The upshot for a continent that was just finally shaking off the effects of the conflict in Ukraine appears to be a partial return to the policy settings used to vanquish that crisis as households are offered aid and central banks pivot toward interest-rate hikes.

For companies, while the fallout is already straining resource-hungry sectors — including German chemical makers — there’s a growing danger it will spread more broadly as personal incomes are eroded.

All that will be on the minds of European Union finance ministers convening Friday. They’ll be briefed by International Energy Agency chief Fatih Birol in a hastily arranged video call to assess the war’s impact and how to better coordinate relief.

“It’s very clearly the energy-intensive sectors that are hurt first and foremost,” said Christian Keller, Barclays’s head of economics research. “But the longer it lasts, it will go into every sector, every input price.”

As oil and gas markets push higher and sentiment indicators plunge, Germany and Italy are among countries weighing cuts to their official growth projections, following a more somber outlook last week from the European Central Bank.

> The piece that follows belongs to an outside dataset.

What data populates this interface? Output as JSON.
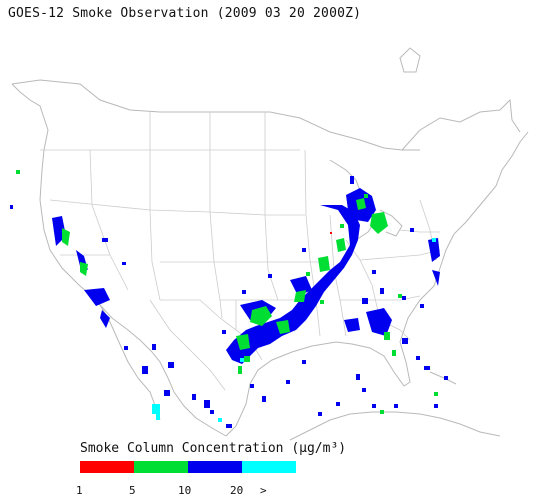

The current shock “is probably beyond what we can imagine at the moment,” Christine Lagarde said in an Economist podcast released Thursday. This “leads to a sort of a delayed assessment of how serious this current crisis is.”

The German chemical industry — hit hard by the last spike in energy costs in 2022 — has warned of output cuts with the Strait of Hormuz still effectively shut.

Production at the country’s biggest ammonia plant, SKW Piesteritz GmbH, has been scaled back to the technical minimum of 85%, while Evonik Industries, a maker of specialty chemicals, is still surveying the damage it may face.

“It’s still too early to quantify the exact consequences,” Chief Executive Officer Christian Kullmann said. But “Evonik won’t be able to escape the indirect consequences of the hostilities.”

Container shipper Hapag-Lloyd AG is facing additional weekly costs of $40 million-$50 million for things like fuel, insurance and storage. The company is trying to recover some through “contingency and emergency charges,” CEO Rolf Habben Jansen said.